Glasses Allow Medical Practitioners To See Veins Through The Skin

By Joelle Renstrom | Published

This article is more than 2 years old

Eyes-OnEver wondered what your veins look like up close? Maybe not, but if you’ve ever had a nurse prod around your arm with a needle, searching for one of those elusive bluish pathways, you may have wished that they were easier to find. That’s where the Eyes-On Glasses work their magic: a nurse puts them on, and presto! X-ray vision — or at least, the ability to see those veins under the skin.

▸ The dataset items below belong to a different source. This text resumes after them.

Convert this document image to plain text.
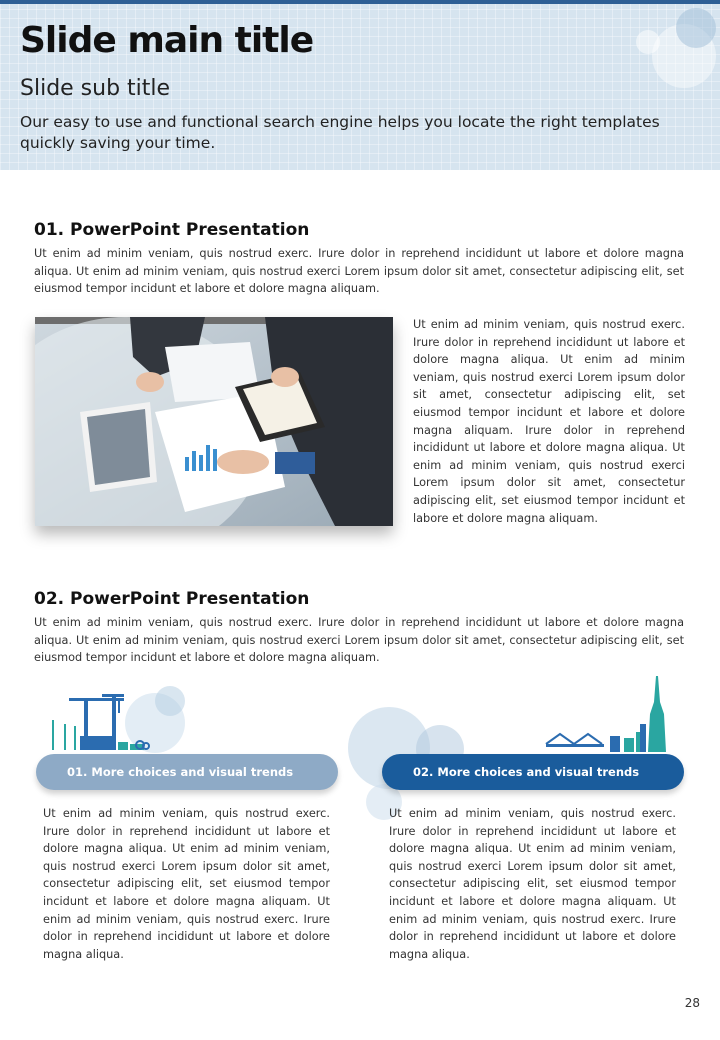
Slide main title
Slide sub title

Our easy to use and functional search engine helps you locate the right templates quickly saving your time.

01. PowerPoint Presentation

Ut enim ad minim veniam, quis nostrud exerc. Irure dolor in reprehend incididunt ut labore et dolore magna aliqua. Ut enim ad minim veniam, quis nostrud exerci Lorem ipsum dolor sit amet, consectetur adipiscing elit, set eiusmod tempor incidunt et labore et dolore magna aliquam.

Ut enim ad minim veniam, quis nostrud exerc. Irure dolor in reprehend incididunt ut labore et dolore magna aliqua. Ut enim ad minim veniam, quis nostrud exerci Lorem ipsum dolor sit amet, consectetur adipiscing elit, set eiusmod tempor incidunt et labore et dolore magna aliquam. Irure dolor in reprehend incididunt ut labore et dolore magna aliqua. Ut enim ad minim veniam, quis nostrud exerci Lorem ipsum dolor sit amet, consectetur adipiscing elit, set eiusmod tempor incidunt et labore et dolore magna aliquam.

02. PowerPoint Presentation

Ut enim ad minim veniam, quis nostrud exerc. Irure dolor in reprehend incididunt ut labore et dolore magna aliqua. Ut enim ad minim veniam, quis nostrud exerci Lorem ipsum dolor sit amet, consectetur adipiscing elit, set eiusmod tempor incidunt et labore et dolore magna aliquam.

01. More choices and visual trends	02. More choices and visual trends

Ut enim ad minim veniam, quis nostrud exerc. Irure dolor in reprehend incididunt ut labore et dolore magna aliqua. Ut enim ad minim veniam, quis nostrud exerci Lorem ipsum dolor sit amet, consectetur adipiscing elit, set eiusmod tempor incidunt et labore et dolore magna aliquam. Ut enim ad minim veniam, quis nostrud exerc. Irure dolor in reprehend incididunt ut labore et dolore magna aliqua.

Ut enim ad minim veniam, quis nostrud exerc. Irure dolor in reprehend incididunt ut labore et dolore magna aliqua. Ut enim ad minim veniam, quis nostrud exerci Lorem ipsum dolor sit amet, consectetur adipiscing elit, set eiusmod tempor incidunt et labore et dolore magna aliquam. Ut enim ad minim veniam, quis nostrud exerc. Irure dolor in reprehend incididunt ut labore et dolore magna aliqua.

28
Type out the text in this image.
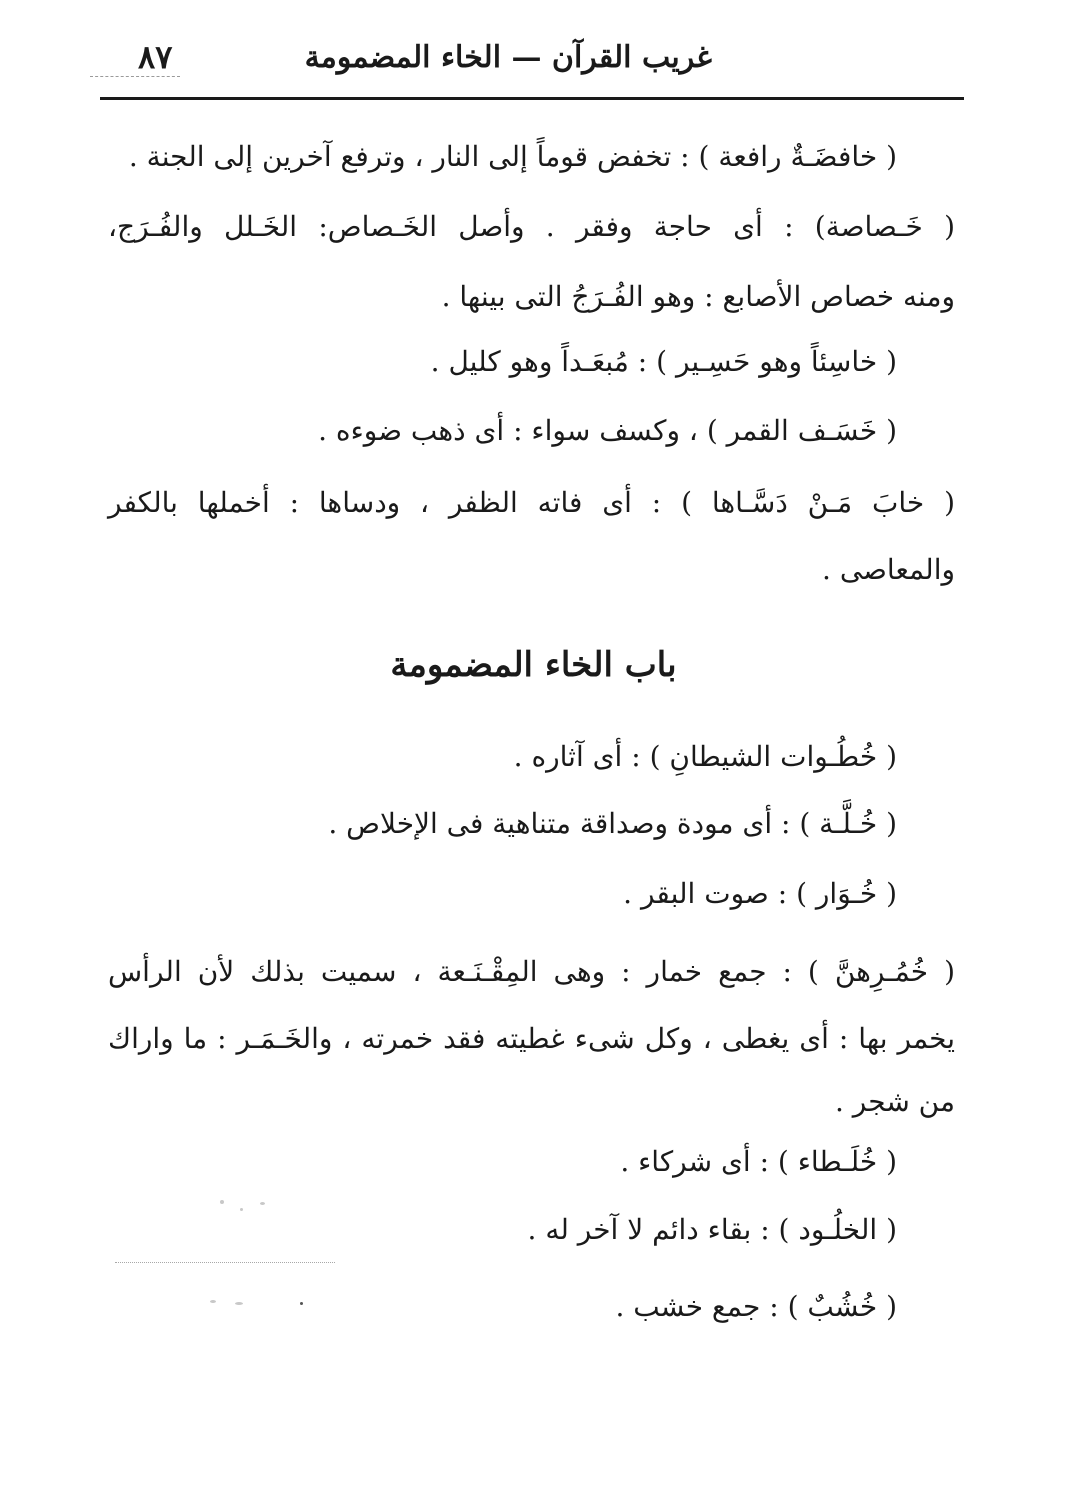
غريب القرآن — الخاء المضمومة
٨٧
( خافضَـةٌ رافعة ) : تخفض قوماً إلى النار ، وترفع آخرين إلى الجنة .
( خَـصاصة) : أى حاجة وفقر . وأصل الخَـصاص: الخَـلل والفُـرَج،
ومنه خصاص الأصابع : وهو الفُـرَجُ التى بينها .
( خاسِئاً وهو حَسِـير ) : مُبعَـداً وهو كليل .
( خَسَـف القمر ) ، وكسف سواء : أى ذهب ضوءه .
( خابَ مَـنْ دَسَّـاها ) : أى فاته الظفر ، ودساها : أخملها بالكفر
والمعاصى .
باب الخاء المضمومة
( خُطُـوات الشيطانِ ) : أى آثاره .
( خُـلَّـة ) : أى مودة وصداقة متناهية فى الإخلاص .
( خُـوَار ) : صوت البقر .
( خُمُـرِهنَّ ) : جمع خمار : وهى المِقْـنَـعة ، سميت بذلك لأن الرأس
يخمر بها : أى يغطى ، وكل شىء غطيته فقد خمرته ، والخَـمَـر : ما واراك
من شجر .
( خُلَـطاء ) : أى شركاء .
( الخلُـود ) : بقاء دائم لا آخر له .
( خُشُبٌ ) : جمع خشب .
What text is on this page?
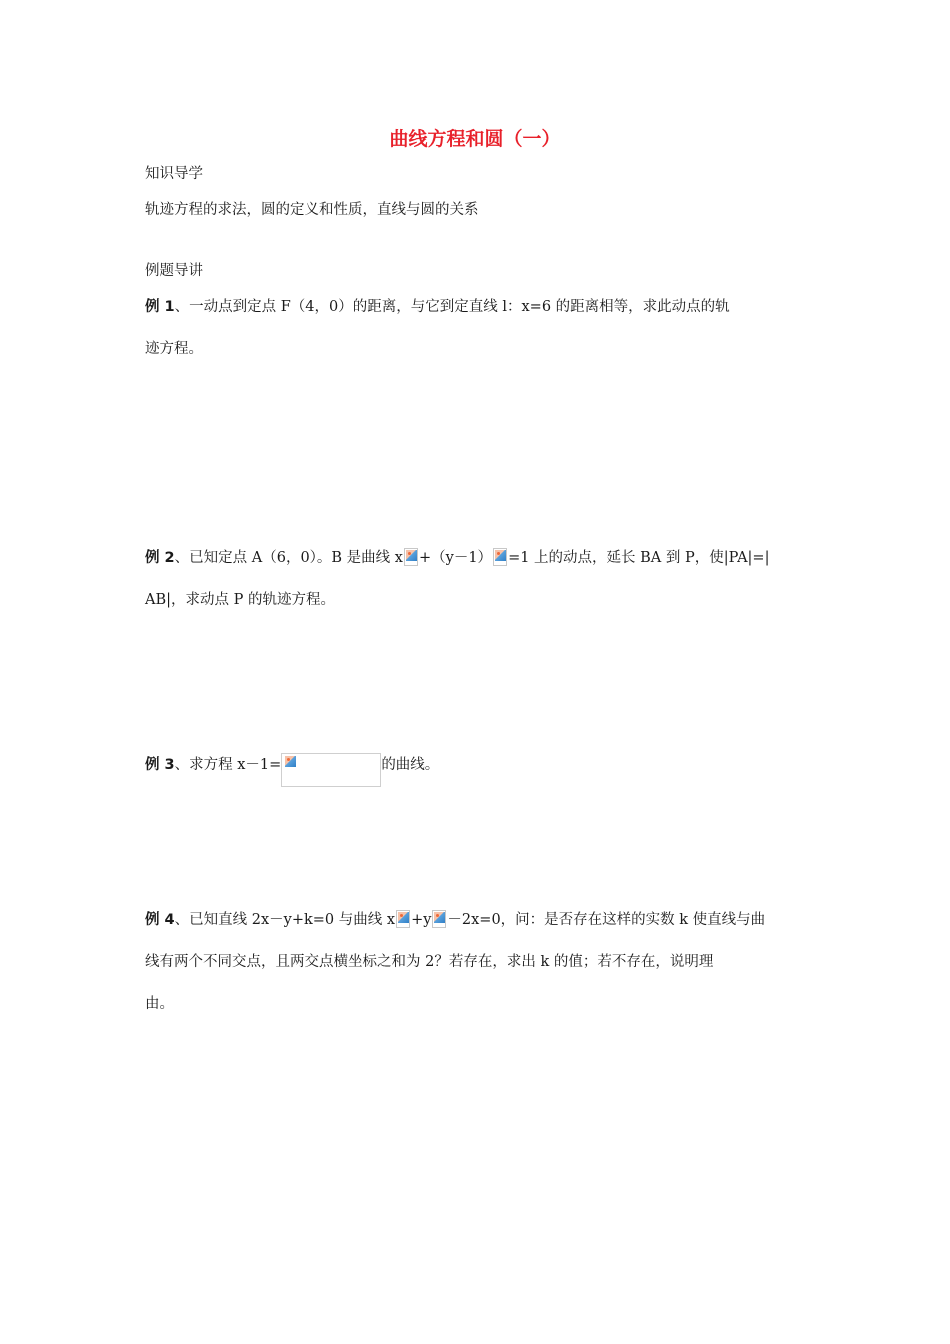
曲线方程和圆（一）
知识导学
轨迹方程的求法，圆的定义和性质，直线与圆的关系
例题导讲
例 1、一动点到定点 F（4，0）的距离，与它到定直线 l：x=6 的距离相等，求此动点的轨
迹方程。
例 2、已知定点 A（6，0）。B 是曲线 x +（y－1） =1 上的动点，延长 BA 到 P，使|PA|=|
AB|，求动点 P 的轨迹方程。
例 3、求方程 x－1=	的曲线。
例 4、已知直线 2x－y+k=0 与曲线 x +y －2x=0，问：是否存在这样的实数 k 使直线与曲
线有两个不同交点，且两交点横坐标之和为 2？若存在，求出 k 的值；若不存在，说明理
由。
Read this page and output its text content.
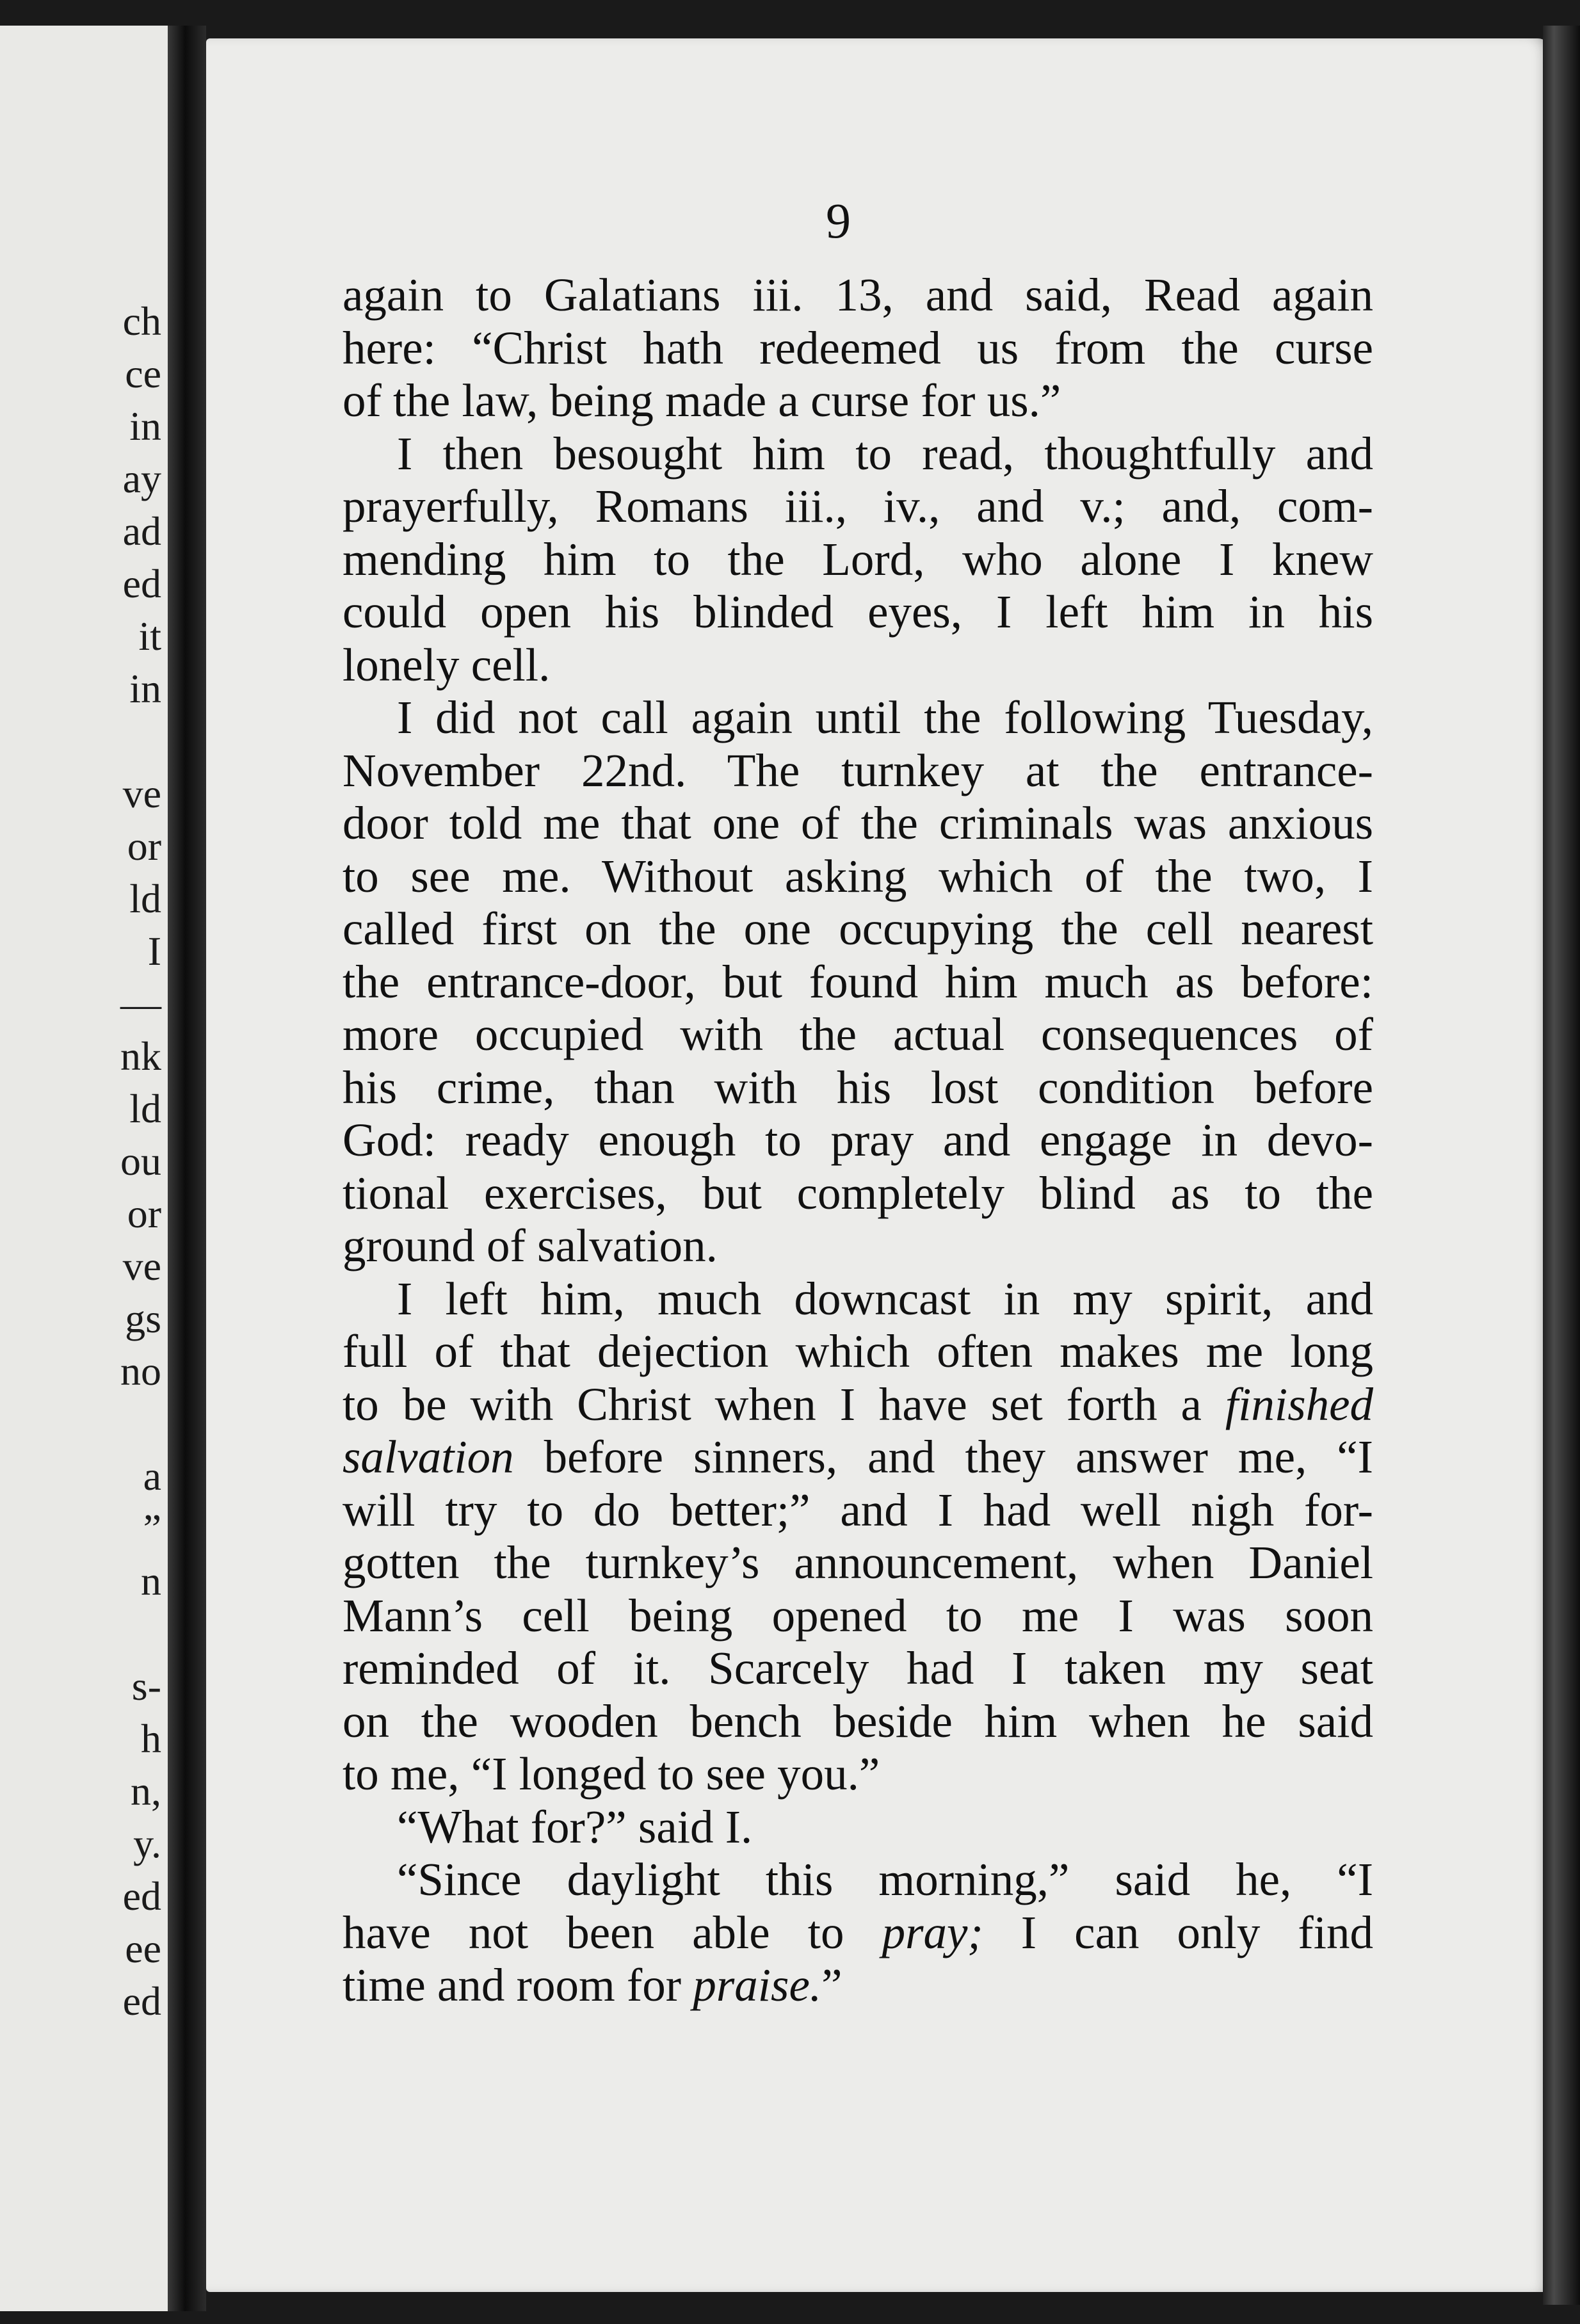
ch
ce
in
ay
ad
ed
it
in
ve
or
ld
I
—
nk
ld
ou
or
ve
gs
no
a
”
n
s-
h
n,
y.
ed
ee
ed
9
again to Galatians iii. 13, and said, Read again
here: “Christ hath redeemed us from the curse
of the law, being made a curse for us.”
I then besought him to read, thoughtfully and
prayerfully, Romans iii., iv., and v.; and, com-
mending him to the Lord, who alone I knew
could open his blinded eyes, I left him in his
lonely cell.
I did not call again until the following Tuesday,
November 22nd. The turnkey at the entrance-
door told me that one of the criminals was anxious
to see me. Without asking which of the two, I
called first on the one occupying the cell nearest
the entrance-door, but found him much as before:
more occupied with the actual consequences of
his crime, than with his lost condition before
God: ready enough to pray and engage in devo-
tional exercises, but completely blind as to the
ground of salvation.
I left him, much downcast in my spirit, and
full of that dejection which often makes me long
to be with Christ when I have set forth a finished
salvation before sinners, and they answer me, “I
will try to do better;” and I had well nigh for-
gotten the turnkey’s announcement, when Daniel
Mann’s cell being opened to me I was soon
reminded of it. Scarcely had I taken my seat
on the wooden bench beside him when he said
to me, “I longed to see you.”
“What for?” said I.
“Since daylight this morning,” said he, “I
have not been able to pray; I can only find
time and room for praise.”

Evena Medical, located in Silicon Valley, specializes in imaging technology for medical professionals who need reliable and precise access to those pesky veins. The glasses, which can be worn with contacts or over conventional eyeglasses, use multi-spectral 3D imaging. The glasses have two cameras — the clear lens allows users to see the patient’s skin, while the cameras transpose an image of the veins in real time on top, allowing the user to see “through” the skin. The glasses are hard-wired to a microprocessor that the user wears on a belt, which provides the image processing capability. The glasses themselves are battery powered.

If that’s not cool enough, those cameras are connected to Bluetooth, wireless, or Wi-Fi so the images they pick up can be transmitted to medical staff elsewhere. The glasses also have two speakers that augment remote communication. And if that doesn’t work and a user wants to save some of those images, the glasses can store them for future retrieval.

SAGIV
SAGIV

The glasses will be available to medical professionals early next year. But for those who want something even more high-tech than these glasses, there are also robotic devices that stick needles into veins. The SAGIV system, developed by staff and students from Hebrew University of Jerusalem, uses infrared light and electrical sensors to find the veins and pop in a needle quickly and as painlessly as possible. The unit is a handheld semiautomatic device — maybe they ought to come up with better descriptors, lest anyone think they’re talking about a gun — and represents the increasing trend of medical practitioners using robotic devices to enhance their technique and deliver better results to patients.

Between the Eyes-On Glasses and the Eye-Phone, medical technology is developing the ability to turn a doctor into Superman. Let’s just hope there’s no super-villain out there developing the equivalent of medical kryptonite!